# Hawaii 2018 - 1st ever competition in Hawaii!



## Ranzha (Jul 6, 2018)

Hello!

Nitin Subramanian, Ryan GJew, Eric Zhao, and I are organising the first-ever competition in Hawaii, and we cordially invite you to come solve with us!

*Date:* Saturday, 24 November 2018
*Venue:* Pikake Room @ DoubleTree by Hilton Hotel Alana - Waikiki Beach
1956 Ala Moana Boulevard
Honolulu, HI 96815
*Events:* 3x3, 2x2, 4x4, 5x5, OH, 3BLD, Pyraminx, Skewb 
*Registration cost: *$30, payable via Stripe through the competition website

Registration opens 11 July 6:25 AM Hawaii Time 

*Competition website:* https://www.worldcubeassociation.org/competitions/Hawaii2018


----------



## LightFlame_ (Jul 6, 2018)

I think I might be able to go! Since that day is in the same week as my birthday, and it's on a holiday...

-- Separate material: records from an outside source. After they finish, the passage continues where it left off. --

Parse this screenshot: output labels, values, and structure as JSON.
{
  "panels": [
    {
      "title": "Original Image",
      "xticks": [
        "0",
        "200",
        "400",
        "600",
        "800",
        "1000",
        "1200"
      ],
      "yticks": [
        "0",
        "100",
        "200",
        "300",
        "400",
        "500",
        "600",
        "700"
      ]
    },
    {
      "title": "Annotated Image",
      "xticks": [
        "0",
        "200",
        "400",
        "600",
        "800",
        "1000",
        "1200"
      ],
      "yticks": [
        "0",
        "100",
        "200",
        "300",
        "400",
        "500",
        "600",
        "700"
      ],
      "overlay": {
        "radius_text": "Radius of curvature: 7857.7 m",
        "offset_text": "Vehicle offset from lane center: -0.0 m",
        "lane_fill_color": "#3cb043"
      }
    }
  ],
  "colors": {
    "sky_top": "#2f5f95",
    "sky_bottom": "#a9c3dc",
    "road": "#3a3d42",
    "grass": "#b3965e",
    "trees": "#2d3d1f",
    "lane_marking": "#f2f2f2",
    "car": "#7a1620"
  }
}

I'm super excited! I hope that I can register in time though... I'd love to be one of the 70 people that get to compete!


----------



## WACWCA (Jul 6, 2018)

LightFlame_ said:


> I think I might be able to go! Since that day is in the same week as my birthday, and it's on a holiday...
> 
> I'm super excited! I hope that I can register in time though... I'd love to be one of the 70 people that get to compete!


Do you live in Hawaii?


----------



## LightFlame_ (Jul 13, 2018)

WACWCA said:


> Do you live in Hawaii?


Nope


----------